Fig. 4.. Rapamycin treatment during development attenuates aging of the transcriptome and DNA methylation (DNAm) of young animals, with males preserving these younger transcriptomes across the life span.

(A) Number of differentially expressed genes (DEGs) [false discovery rate (FDR) < 0.1] in the liver and kidney of young, middle-aged, and old animals treated with EL rapamycin and compared to controls. (B) Association between gene expression changes induced by EL rapamycin and measured in young (red), middle-aged (green), and old (blue) animals, and signatures of aging and life span extension in males (top plot) and females (bottom plot). The intervention signatures include gene signatures of individual interventions [caloric restriction (CR), growth hormone (GH) deficiency, and rapamycin), common gene expression signatures across different interventions (common), and signatures associated with the effect of interventions on maximum or median life span (max and median life span). Aging signatures include age-related gene expression changes across different tissues of humans, mice, and rats (human, mouse, and rat) as well as liver- and brain-specific changes (liver, brain). (C) DNAm age of livers estimated by the Liver epigenetic aging clock in young, middle-aged, and old treated and untreated animals. P values are calculated with a two-tailed Student’s t test. (D) GSEA for pathways from the KEGG database using ranked DEGs in livers and kidneys from young treated animals. Only significant enrichments (FDR < 0.1) for at least two conditions are shown. Dots are colored according to normalized enrichment score (NES) and sized according to −log₁₀ of P value. (E) GSEA for hallmark pathways from the MSigDB using ranked differentially expressed and (F) differentially methylated genes in treated animals. Only significant enrichments (FDR < 0.1) for at least two conditions are shown. Dots are colored according to NES and sized according to −log₁₀ of P value.

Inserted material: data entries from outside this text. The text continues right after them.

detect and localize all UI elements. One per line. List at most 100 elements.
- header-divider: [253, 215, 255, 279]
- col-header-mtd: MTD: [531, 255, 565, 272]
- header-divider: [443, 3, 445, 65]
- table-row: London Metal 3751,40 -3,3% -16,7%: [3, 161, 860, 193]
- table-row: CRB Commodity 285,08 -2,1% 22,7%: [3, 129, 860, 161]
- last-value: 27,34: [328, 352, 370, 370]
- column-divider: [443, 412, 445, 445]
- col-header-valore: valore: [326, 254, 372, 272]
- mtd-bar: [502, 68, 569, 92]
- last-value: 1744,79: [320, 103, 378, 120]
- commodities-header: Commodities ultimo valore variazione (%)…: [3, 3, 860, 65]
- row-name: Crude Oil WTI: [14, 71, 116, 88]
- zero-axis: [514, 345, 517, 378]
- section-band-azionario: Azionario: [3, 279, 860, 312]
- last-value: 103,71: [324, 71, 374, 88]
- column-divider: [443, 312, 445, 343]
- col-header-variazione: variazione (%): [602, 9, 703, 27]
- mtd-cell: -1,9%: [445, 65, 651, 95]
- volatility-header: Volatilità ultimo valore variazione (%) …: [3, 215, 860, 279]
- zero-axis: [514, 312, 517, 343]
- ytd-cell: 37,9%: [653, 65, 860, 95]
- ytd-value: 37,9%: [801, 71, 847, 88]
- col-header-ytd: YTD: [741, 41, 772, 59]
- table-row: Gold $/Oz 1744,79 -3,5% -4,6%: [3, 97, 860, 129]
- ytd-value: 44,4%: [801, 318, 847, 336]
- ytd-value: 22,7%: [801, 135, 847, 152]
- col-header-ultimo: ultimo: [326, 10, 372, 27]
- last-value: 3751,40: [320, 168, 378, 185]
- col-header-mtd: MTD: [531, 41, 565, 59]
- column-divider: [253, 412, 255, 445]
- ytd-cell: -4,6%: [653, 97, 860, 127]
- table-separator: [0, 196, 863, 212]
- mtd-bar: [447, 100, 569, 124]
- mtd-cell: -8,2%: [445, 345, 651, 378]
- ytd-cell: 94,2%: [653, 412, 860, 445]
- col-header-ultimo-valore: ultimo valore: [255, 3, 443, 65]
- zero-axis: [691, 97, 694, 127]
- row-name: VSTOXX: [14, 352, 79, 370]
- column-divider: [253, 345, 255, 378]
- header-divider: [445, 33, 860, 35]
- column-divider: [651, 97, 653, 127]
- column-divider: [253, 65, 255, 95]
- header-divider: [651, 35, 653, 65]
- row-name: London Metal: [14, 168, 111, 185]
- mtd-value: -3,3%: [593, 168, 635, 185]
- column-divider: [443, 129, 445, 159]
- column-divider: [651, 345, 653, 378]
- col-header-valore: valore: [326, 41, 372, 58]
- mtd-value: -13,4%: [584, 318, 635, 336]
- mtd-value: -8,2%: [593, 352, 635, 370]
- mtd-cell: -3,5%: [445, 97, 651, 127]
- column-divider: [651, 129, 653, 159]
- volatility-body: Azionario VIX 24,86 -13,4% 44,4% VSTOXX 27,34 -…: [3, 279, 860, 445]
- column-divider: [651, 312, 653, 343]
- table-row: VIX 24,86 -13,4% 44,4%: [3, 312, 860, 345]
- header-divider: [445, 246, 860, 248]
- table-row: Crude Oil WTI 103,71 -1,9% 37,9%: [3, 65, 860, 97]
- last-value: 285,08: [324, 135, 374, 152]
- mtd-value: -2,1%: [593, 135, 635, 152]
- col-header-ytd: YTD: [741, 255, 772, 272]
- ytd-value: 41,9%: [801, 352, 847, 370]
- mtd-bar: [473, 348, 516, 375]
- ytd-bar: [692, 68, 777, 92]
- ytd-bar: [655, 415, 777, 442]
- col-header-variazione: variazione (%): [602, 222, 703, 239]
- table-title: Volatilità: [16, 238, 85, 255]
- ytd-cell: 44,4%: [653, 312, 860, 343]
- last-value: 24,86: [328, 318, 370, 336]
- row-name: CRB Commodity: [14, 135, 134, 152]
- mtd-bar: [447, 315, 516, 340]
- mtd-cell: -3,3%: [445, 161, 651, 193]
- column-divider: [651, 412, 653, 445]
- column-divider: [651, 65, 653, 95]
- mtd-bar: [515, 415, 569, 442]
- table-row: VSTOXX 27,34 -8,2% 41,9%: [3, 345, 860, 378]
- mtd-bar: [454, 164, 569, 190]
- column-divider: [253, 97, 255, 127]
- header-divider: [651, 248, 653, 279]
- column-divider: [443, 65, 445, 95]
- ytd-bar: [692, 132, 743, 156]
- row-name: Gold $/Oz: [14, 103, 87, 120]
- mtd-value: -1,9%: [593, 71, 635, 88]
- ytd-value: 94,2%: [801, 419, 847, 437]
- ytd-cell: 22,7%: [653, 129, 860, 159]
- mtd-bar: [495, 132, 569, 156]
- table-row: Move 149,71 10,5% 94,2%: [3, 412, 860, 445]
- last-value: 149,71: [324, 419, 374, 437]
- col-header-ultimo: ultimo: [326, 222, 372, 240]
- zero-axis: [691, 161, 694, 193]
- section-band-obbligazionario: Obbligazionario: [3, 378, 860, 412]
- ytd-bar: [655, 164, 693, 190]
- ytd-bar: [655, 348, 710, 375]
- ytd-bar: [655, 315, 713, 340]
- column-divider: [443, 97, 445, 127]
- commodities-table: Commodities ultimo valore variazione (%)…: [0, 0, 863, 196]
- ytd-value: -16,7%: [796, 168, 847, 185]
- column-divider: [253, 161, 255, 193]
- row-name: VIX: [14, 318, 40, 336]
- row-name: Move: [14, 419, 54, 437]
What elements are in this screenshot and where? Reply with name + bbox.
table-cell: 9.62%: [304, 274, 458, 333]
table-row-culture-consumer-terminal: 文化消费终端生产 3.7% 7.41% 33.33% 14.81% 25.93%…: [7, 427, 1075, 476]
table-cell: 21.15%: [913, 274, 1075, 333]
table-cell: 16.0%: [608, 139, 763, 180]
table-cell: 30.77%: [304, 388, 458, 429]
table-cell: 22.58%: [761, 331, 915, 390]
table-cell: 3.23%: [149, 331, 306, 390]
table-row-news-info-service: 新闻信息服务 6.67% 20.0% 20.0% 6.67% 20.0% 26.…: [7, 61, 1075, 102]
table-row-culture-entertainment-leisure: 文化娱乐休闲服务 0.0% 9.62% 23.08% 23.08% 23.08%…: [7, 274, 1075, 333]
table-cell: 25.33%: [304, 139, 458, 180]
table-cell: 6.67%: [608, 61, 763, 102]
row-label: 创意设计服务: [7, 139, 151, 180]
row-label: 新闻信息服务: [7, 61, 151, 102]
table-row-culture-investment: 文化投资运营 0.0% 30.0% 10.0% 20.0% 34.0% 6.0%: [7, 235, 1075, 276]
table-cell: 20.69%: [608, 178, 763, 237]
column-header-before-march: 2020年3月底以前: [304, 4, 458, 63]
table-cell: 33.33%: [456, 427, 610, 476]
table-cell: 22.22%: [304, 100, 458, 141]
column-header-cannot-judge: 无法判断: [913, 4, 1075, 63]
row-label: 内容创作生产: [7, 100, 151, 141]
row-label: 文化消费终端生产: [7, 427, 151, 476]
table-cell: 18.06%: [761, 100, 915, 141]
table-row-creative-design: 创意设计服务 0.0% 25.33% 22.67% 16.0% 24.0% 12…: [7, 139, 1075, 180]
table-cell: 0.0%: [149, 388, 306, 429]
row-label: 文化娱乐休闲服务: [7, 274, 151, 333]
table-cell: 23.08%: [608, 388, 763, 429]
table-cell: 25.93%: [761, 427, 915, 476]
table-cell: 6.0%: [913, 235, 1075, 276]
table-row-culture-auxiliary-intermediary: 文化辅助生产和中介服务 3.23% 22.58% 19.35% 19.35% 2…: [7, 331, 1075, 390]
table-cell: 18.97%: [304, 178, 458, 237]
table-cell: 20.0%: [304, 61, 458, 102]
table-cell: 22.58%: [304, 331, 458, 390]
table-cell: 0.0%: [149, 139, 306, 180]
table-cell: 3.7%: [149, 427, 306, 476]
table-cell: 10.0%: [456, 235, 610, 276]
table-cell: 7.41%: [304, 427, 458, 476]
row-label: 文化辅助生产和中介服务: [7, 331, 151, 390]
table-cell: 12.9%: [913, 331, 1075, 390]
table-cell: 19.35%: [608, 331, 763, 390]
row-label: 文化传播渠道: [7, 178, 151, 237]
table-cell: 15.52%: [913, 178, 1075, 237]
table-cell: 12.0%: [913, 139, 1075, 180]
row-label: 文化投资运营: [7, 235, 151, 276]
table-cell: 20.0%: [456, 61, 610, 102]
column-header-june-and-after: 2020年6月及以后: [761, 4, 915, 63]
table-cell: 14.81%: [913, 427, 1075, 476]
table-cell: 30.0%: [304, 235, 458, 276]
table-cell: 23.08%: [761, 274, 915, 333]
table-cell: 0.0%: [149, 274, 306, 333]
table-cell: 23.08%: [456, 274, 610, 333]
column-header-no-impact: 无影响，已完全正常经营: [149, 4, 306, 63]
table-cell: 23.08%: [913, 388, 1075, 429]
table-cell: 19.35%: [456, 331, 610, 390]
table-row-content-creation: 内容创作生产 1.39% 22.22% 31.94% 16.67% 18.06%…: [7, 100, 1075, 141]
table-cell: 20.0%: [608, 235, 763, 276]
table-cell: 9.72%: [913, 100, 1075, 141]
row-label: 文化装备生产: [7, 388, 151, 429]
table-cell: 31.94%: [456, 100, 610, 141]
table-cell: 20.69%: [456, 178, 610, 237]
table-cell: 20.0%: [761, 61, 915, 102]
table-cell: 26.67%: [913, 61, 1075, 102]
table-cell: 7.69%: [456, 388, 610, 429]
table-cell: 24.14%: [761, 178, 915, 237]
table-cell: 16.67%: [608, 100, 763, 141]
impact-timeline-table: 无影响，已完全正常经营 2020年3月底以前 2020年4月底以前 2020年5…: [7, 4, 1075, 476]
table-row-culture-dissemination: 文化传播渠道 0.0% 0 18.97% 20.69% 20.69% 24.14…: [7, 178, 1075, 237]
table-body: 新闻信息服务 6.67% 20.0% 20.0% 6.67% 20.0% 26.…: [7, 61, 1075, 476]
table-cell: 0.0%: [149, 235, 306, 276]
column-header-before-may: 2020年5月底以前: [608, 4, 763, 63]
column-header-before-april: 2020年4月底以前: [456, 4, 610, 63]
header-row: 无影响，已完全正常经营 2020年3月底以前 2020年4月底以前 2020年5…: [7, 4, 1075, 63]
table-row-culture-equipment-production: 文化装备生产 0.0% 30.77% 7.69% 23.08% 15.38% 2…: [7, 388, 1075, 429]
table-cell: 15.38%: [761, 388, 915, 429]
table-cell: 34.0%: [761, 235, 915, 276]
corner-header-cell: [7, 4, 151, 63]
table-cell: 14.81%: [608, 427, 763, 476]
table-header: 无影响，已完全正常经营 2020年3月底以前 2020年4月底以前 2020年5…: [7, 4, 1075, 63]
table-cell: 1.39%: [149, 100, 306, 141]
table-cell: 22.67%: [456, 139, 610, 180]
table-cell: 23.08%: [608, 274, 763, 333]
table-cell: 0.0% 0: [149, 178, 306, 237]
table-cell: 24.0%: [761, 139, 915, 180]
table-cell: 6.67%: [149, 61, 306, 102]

Fig. 5.. Rapamycin treatment during development extends life span and reduces the body size of Daphnia magna.

(A) Representative images of D. magna at 12 to 14 days following rapamycin exposure. Also shown is a control animal at the same chronological age. (B) Daphnia body size measurement at days 14 to 16, days 59 to 63, and days 81 to 83. P values are calculated using two-sided Student’s t test. The data are means ± SD. Kruskal-Wallis test (*P < 0.05, **P < 0.01, ***P < 0.001, ****P < 0.0001). n.s., not significant. (C) Survival curves for control and three different concentrations of rapamycin (control, n = 379; 0.01 nM, n = 107; 1 nM, n = 97; and 0.1 nM, n = 63).